Todo esto enmarcado en un contexto literario que, al decir de Miquel Barceló, el prologuista de la saga, demuestra “la facilidad didáctica de Sawyer para hacer llegar al lector, incluso al no experto, los elementos centrales de las ideas científicas más complejas (ingeniería genética y paleontología en aquel caso) [...] Sus obras son amenas y entretenidas; sin serlo realmente (hay mucho trabajo tras las bambalinas…) parecen lineales y sencillas; y resultan sumamente fáciles y agradables de leer”.

Para Sawyer es mucho más importante la problemática de la religión (recuérdese El Cálculo de Dios, otra novela en la que la búsqueda de un dios resulta ser fundamental) y cómo influye en todos los aspectos de la vida que, por ejemplo, la conspiración de científicos norteamericanos para alienar el mundo paralelo neanderthal (si bien, en el desenlace final, resulta una pieza clave).

Claro, Sawyer es canadiense y eso no hay que olvidarlo. A pesar de la cercanía con los Estados Unidos, Canadá es, a pesar de la perogrullada, otro país. En USA (y no hablar en Argentina) una figura extraordinaria (esto es, fuera de lo ordinario) y, a la vez, inquietante, no podría andar tranquilamente por la calle ni, mucho menos, pasear de noche solitariamente. Por lo menos no sin ser seguido (en USA, por lo menos) por algún servicio de inteligencia antiterrorista.

Hay que reconocer que, desde este punto de vista, Sawyer es más británico que americano y eso implica, además, caer en ciertas ingenuidades que son, por momentos, difíciles de salvar. Pero el humor irónico no deja de hacer su aparición, esporádicamente.

Y, como dice Barceló, la extensiva documentación previa de Sawyer hace que las hipótesis científicas descerrajadas a lo largo del libro no sólo cuadren armónicamente, sino que den un contexto ajustado. No hablemos sólo de las últimas investigaciones neurológicas, esas que señalan que nuestro sistema de creencias está alojado en un sector de nuestro lóbulo parietal izquierdo, sino hasta de nimiedades tales como la imposibilidad de pronunciar ciertas vocales (por la estructura craneal neanderthal) o el hecho de que, debido a su peculiar “rodete occipital”, los barasts no necesitan, como nosotros, sostenerse la barbilla para pensar.
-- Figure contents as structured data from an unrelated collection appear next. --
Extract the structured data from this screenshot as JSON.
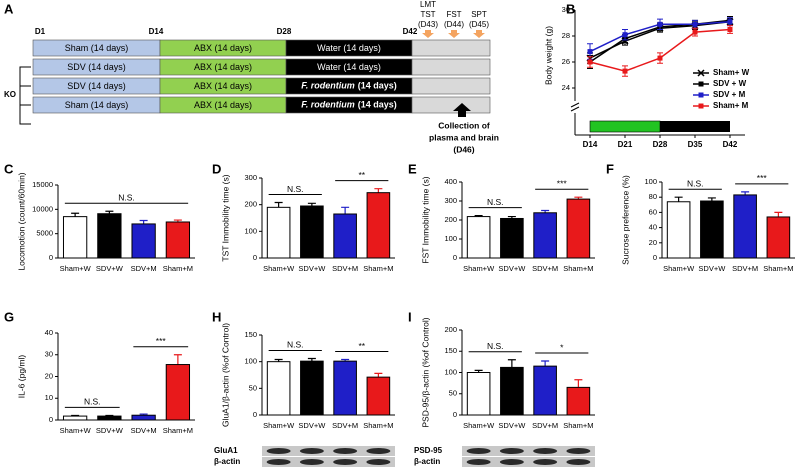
{
  "diagram": {
    "panel": "A",
    "days": [
      "D1",
      "D14",
      "D28",
      "D42"
    ],
    "tests": [
      [
        "LMT",
        "TST",
        "(D43)"
      ],
      [
        "FST",
        "(D44)"
      ],
      [
        "SPT",
        "(D45)"
      ]
    ],
    "group_label": "KO",
    "rows": [
      [
        "Sham  (14 days)",
        "ABX (14 days)",
        "Water (14 days)"
      ],
      [
        "SDV  (14 days)",
        "ABX (14 days)",
        "Water (14 days)"
      ],
      [
        "SDV  (14 days)",
        "ABX (14 days)",
        [
          "F. rodentium",
          "(14 days)"
        ]
      ],
      [
        "Sham  (14 days)",
        "ABX (14 days)",
        [
          "F. rodentium",
          "(14 days)"
        ]
      ]
    ],
    "collection": [
      "Collection of",
      "plasma and brain",
      "(D46)"
    ]
  },
  "chart_data": [
    {
      "panel": "B",
      "type": "line",
      "ylabel": "Body weight (g)",
      "categories": [
        "D14",
        "D21",
        "D28",
        "D35",
        "D42"
      ],
      "ylim": [
        23,
        30
      ],
      "yticks": [
        24,
        26,
        28,
        30
      ],
      "legend": "right",
      "series": [
        {
          "name": "Sham+ W",
          "color": "#000000",
          "marker": "cross",
          "values": [
            26.3,
            27.6,
            28.6,
            28.8,
            29.1
          ],
          "errors": [
            0.4,
            0.3,
            0.3,
            0.3,
            0.2
          ]
        },
        {
          "name": "SDV + W",
          "color": "#000000",
          "marker": "square",
          "values": [
            26.0,
            27.8,
            28.7,
            28.9,
            29.2
          ],
          "errors": [
            0.5,
            0.3,
            0.3,
            0.3,
            0.3
          ]
        },
        {
          "name": "SDV + M",
          "color": "#1f1fc8",
          "marker": "square",
          "values": [
            26.8,
            28.1,
            28.9,
            28.9,
            29.1
          ],
          "errors": [
            0.6,
            0.4,
            0.4,
            0.3,
            0.3
          ]
        },
        {
          "name": "Sham+ M",
          "color": "#e8191b",
          "marker": "square",
          "values": [
            26.0,
            25.3,
            26.3,
            28.3,
            28.5
          ],
          "errors": [
            0.4,
            0.4,
            0.4,
            0.3,
            0.3
          ]
        }
      ]
    },
    {
      "panel": "C",
      "type": "bar",
      "ylabel": "Locomotion (count/60min)",
      "categories": [
        "Sham+W",
        "SDV+W",
        "SDV+M",
        "Sham+M"
      ],
      "colors": [
        "#ffffff",
        "#000000",
        "#1f1fc8",
        "#e8191b"
      ],
      "ylim": [
        0,
        15000
      ],
      "yticks": [
        0,
        5000,
        10000,
        15000
      ],
      "values": [
        8500,
        9100,
        7000,
        7400
      ],
      "errors": [
        700,
        500,
        700,
        400
      ],
      "annotations": [
        {
          "text": "N.S.",
          "from": 0,
          "to": 3
        }
      ]
    },
    {
      "panel": "D",
      "type": "bar",
      "ylabel": "TST Immobility time (s)",
      "categories": [
        "Sham+W",
        "SDV+W",
        "SDV+M",
        "Sham+M"
      ],
      "colors": [
        "#ffffff",
        "#000000",
        "#1f1fc8",
        "#e8191b"
      ],
      "ylim": [
        0,
        300
      ],
      "yticks": [
        0,
        100,
        200,
        300
      ],
      "values": [
        190,
        195,
        165,
        245
      ],
      "errors": [
        18,
        10,
        25,
        15
      ],
      "annotations": [
        {
          "text": "N.S.",
          "from": 0,
          "to": 1
        },
        {
          "text": "**",
          "from": 2,
          "to": 3
        }
      ]
    },
    {
      "panel": "E",
      "type": "bar",
      "ylabel": "FST Immobility time (s)",
      "categories": [
        "Sham+W",
        "SDV+W",
        "SDV+M",
        "Sham+M"
      ],
      "colors": [
        "#ffffff",
        "#000000",
        "#1f1fc8",
        "#e8191b"
      ],
      "ylim": [
        0,
        400
      ],
      "yticks": [
        0,
        100,
        200,
        300,
        400
      ],
      "values": [
        218,
        208,
        238,
        310
      ],
      "errors": [
        5,
        10,
        12,
        10
      ],
      "annotations": [
        {
          "text": "N.S.",
          "from": 0,
          "to": 1
        },
        {
          "text": "***",
          "from": 2,
          "to": 3
        }
      ]
    },
    {
      "panel": "F",
      "type": "bar",
      "ylabel": "Sucrose preference (%)",
      "categories": [
        "Sham+W",
        "SDV+W",
        "SDV+M",
        "Sham+M"
      ],
      "colors": [
        "#ffffff",
        "#000000",
        "#1f1fc8",
        "#e8191b"
      ],
      "ylim": [
        0,
        100
      ],
      "yticks": [
        0,
        20,
        40,
        60,
        80,
        100
      ],
      "values": [
        74,
        75,
        83,
        54
      ],
      "errors": [
        6,
        4,
        4,
        6
      ],
      "annotations": [
        {
          "text": "N.S.",
          "from": 0,
          "to": 1
        },
        {
          "text": "***",
          "from": 2,
          "to": 3
        }
      ]
    },
    {
      "panel": "G",
      "type": "bar",
      "ylabel": "IL-6 (pg/ml)",
      "categories": [
        "Sham+W",
        "SDV+W",
        "SDV+M",
        "Sham+M"
      ],
      "colors": [
        "#ffffff",
        "#000000",
        "#1f1fc8",
        "#e8191b"
      ],
      "ylim": [
        0,
        40
      ],
      "yticks": [
        0,
        10,
        20,
        30,
        40
      ],
      "values": [
        1.8,
        1.8,
        2.2,
        25.5
      ],
      "errors": [
        0.3,
        0.3,
        0.5,
        4.5
      ],
      "annotations": [
        {
          "text": "N.S.",
          "from": 0,
          "to": 1
        },
        {
          "text": "***",
          "from": 2,
          "to": 3
        }
      ]
    },
    {
      "panel": "H",
      "type": "bar",
      "ylabel": "GluA1/β-actin (%of Control)",
      "categories": [
        "Sham+W",
        "SDV+W",
        "SDV+M",
        "Sham+M"
      ],
      "colors": [
        "#ffffff",
        "#000000",
        "#1f1fc8",
        "#e8191b"
      ],
      "ylim": [
        0,
        150
      ],
      "yticks": [
        0,
        50,
        100,
        150
      ],
      "values": [
        100,
        101,
        101,
        71
      ],
      "errors": [
        4,
        5,
        3,
        7
      ],
      "annotations": [
        {
          "text": "N.S.",
          "from": 0,
          "to": 1
        },
        {
          "text": "**",
          "from": 2,
          "to": 3
        }
      ],
      "blot_labels": [
        "GluA1",
        "β-actin"
      ]
    },
    {
      "panel": "I",
      "type": "bar",
      "ylabel": "PSD-95/β-actin (%of Control)",
      "categories": [
        "Sham+W",
        "SDV+W",
        "SDV+M",
        "Sham+M"
      ],
      "colors": [
        "#ffffff",
        "#000000",
        "#1f1fc8",
        "#e8191b"
      ],
      "ylim": [
        0,
        200
      ],
      "yticks": [
        0,
        50,
        100,
        150,
        200
      ],
      "values": [
        100,
        112,
        115,
        65
      ],
      "errors": [
        5,
        18,
        12,
        18
      ],
      "annotations": [
        {
          "text": "N.S.",
          "from": 0,
          "to": 1
        },
        {
          "text": "*",
          "from": 2,
          "to": 3
        }
      ],
      "blot_labels": [
        "PSD-95",
        "β-actin"
      ]
    }
  ]
}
Sawyer combina, en esta saga, dos subgéneros de la . Por un lado, la ucronía, aquí representada por el “qué pasaría si los neanderthal fueran los sobrevivientes” (con Sadrac en el horno como uno de los ejemplos más acabados, en un mundo donde Hitler y el nazismo habían ganado la guerra) y, por el otro, el de las civilizaciones alternativas (como ejemplos tenemos a Dune y a Hierba y, más cerca nuestro, La Canción de Maguerra, de Alejandro Alonso). Y la verdad, le sale bastante bien.

Definitivamente Sawyer no alcanza las alturas de un Asimov o un Clarke (en el fondo la ficción del canadiense es “dura”), aunque no le anda lejos, pero lo que nos parece más extraño de todo, es que lo que podría ser “anticipación”, en El Paralaje Neanderthal está referido al pasado, o sea, a las edades prehistóricas, más que al futuro o al espacio. Y eso, convengamos, es raro.